How do we ensure random effects have correct distribution?

Hello,

I am working on a model of lung cancer with patient-level random effects (which are used to determine an acceleration factor). At the moment I have a scale parameter real<lower=0> re_sigma; and then random effects parameters vector[N] re_z;. I then use in my model block

model {
  [...]
  re_sigma ~ rnorm(0, 0.2);
  re_z ~ rnorm(0, 1);
  vector[N] re_t = exp(re_sigma * re_z);
  [...]
}

I haven’t yet had a chance to run this model with Hamiltonian Monte Carlo, but I ran with optimisation (to find posterior mode) and the random effects re_z do not follow a standard normal distribution (final iteration, across ~27k random effects). Instead they are very clustered near 0, with standard deviation < 0.001. This naturally then also affects the inference for re_sigma.

When I run HMC will these actually follow a standard normal distribution (within each sample, across ~27k random effects), or do I need to do something else to stop them tending to 0? If so, what would that be? e.g. sum(re_z .^ 2) ~ chi_square(N); (and would I need to add a Jacobian adjustment for this too?)

Many thanks

I’m not super familiar with how optimization mode works, but with one iteration and such a high dimensional parameter space, it’s not surprising that the estimates stayed close to the initialisation point, which is a uniform distribution centered on zero.

Thanks @mike-lawrence.

Apologies for not being clear - it ran for 634 iterations, but I am referring to the distribution on the final iteration.

In this case I did initialise them with random standard normal variates, and they then all got pushed back to zero. I think it’s just because that is the mode of the distribution for each individual random effect?

Do you have any intuition about whether when I run with HMC they will instead follow the standard normal distribution as expected?

Many thanks

Using HMC will permit propagation of uncertainty, but that would only be noticeable in quantities/visualizations computed across iterations.
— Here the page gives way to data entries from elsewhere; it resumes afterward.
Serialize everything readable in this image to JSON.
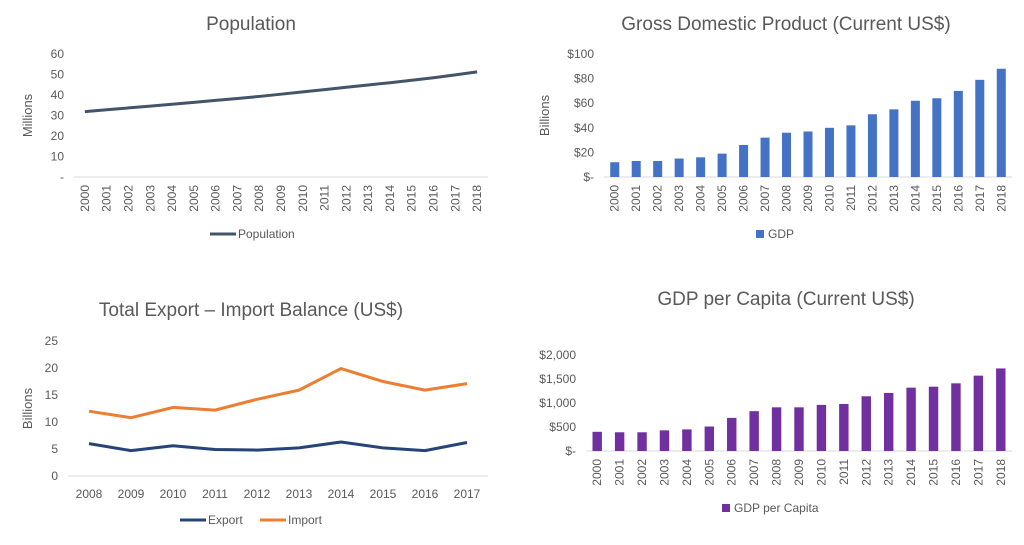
{
  "chart_data": [
    {
      "id": "population",
      "type": "line",
      "title": "Population",
      "ylabel": "Millions",
      "ylim": [
        0,
        60
      ],
      "yticks": [
        "-",
        "10",
        "20",
        "30",
        "40",
        "50",
        "60"
      ],
      "grid": false,
      "legend": "bottom",
      "x": [
        "2000",
        "2001",
        "2002",
        "2003",
        "2004",
        "2005",
        "2006",
        "2007",
        "2008",
        "2009",
        "2010",
        "2011",
        "2012",
        "2013",
        "2014",
        "2015",
        "2016",
        "2017",
        "2018"
      ],
      "series": [
        {
          "name": "Population",
          "color": "#44546A",
          "values": [
            31.9,
            32.8,
            33.7,
            34.6,
            35.5,
            36.4,
            37.4,
            38.3,
            39.3,
            40.4,
            41.5,
            42.6,
            43.8,
            44.9,
            46.0,
            47.2,
            48.4,
            49.8,
            51.3
          ]
        }
      ]
    },
    {
      "id": "gdp",
      "type": "bar",
      "title": "Gross Domestic Product (Current US$)",
      "ylabel": "Billions",
      "ylim": [
        0,
        100
      ],
      "yticks": [
        "$-",
        "$20",
        "$40",
        "$60",
        "$80",
        "$100"
      ],
      "grid": false,
      "legend": "bottom",
      "x": [
        "2000",
        "2001",
        "2002",
        "2003",
        "2004",
        "2005",
        "2006",
        "2007",
        "2008",
        "2009",
        "2010",
        "2011",
        "2012",
        "2013",
        "2014",
        "2015",
        "2016",
        "2017",
        "2018"
      ],
      "series": [
        {
          "name": "GDP",
          "color": "#4472C4",
          "values": [
            12,
            13,
            13,
            15,
            16,
            19,
            26,
            32,
            36,
            37,
            40,
            42,
            51,
            55,
            62,
            64,
            70,
            79,
            88
          ]
        }
      ]
    },
    {
      "id": "trade",
      "type": "line",
      "title": "Total Export – Import Balance (US$)",
      "ylabel": "Billions",
      "ylim": [
        0,
        25
      ],
      "yticks": [
        "0",
        "5",
        "10",
        "15",
        "20",
        "25"
      ],
      "grid": false,
      "legend": "bottom",
      "x": [
        "2008",
        "2009",
        "2010",
        "2011",
        "2012",
        "2013",
        "2014",
        "2015",
        "2016",
        "2017"
      ],
      "series": [
        {
          "name": "Export",
          "color": "#264478",
          "values": [
            6.0,
            4.7,
            5.6,
            4.9,
            4.8,
            5.2,
            6.3,
            5.2,
            4.7,
            6.2
          ]
        },
        {
          "name": "Import",
          "color": "#ED7D31",
          "values": [
            12.0,
            10.8,
            12.7,
            12.2,
            14.2,
            15.9,
            19.9,
            17.5,
            15.9,
            17.1
          ]
        }
      ]
    },
    {
      "id": "gdppc",
      "type": "bar",
      "title": "GDP per Capita (Current US$)",
      "ylabel": "",
      "ylim": [
        0,
        2000
      ],
      "yticks": [
        "$-",
        "$500",
        "$1,000",
        "$1,500",
        "$2,000"
      ],
      "grid": false,
      "legend": "bottom",
      "x": [
        "2000",
        "2001",
        "2002",
        "2003",
        "2004",
        "2005",
        "2006",
        "2007",
        "2008",
        "2009",
        "2010",
        "2011",
        "2012",
        "2013",
        "2014",
        "2015",
        "2016",
        "2017",
        "2018"
      ],
      "series": [
        {
          "name": "GDP per Capita",
          "color": "#7030A0",
          "values": [
            400,
            390,
            390,
            430,
            450,
            510,
            690,
            830,
            910,
            910,
            960,
            980,
            1140,
            1210,
            1320,
            1340,
            1410,
            1570,
            1720
          ]
        }
      ]
    }
  ]
}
See here for discussion of approaches to checking hierarchical distribution structure.

Thanks @mike-lawrence. For now I have decided to scrap including these random effects as parameters and instead will marginalise over random effects using Gauss-Hermite quadrature. Fingers crossed it works!

You can’t reliably optimise the population and subject parameters at once, hmc estimates may look very different.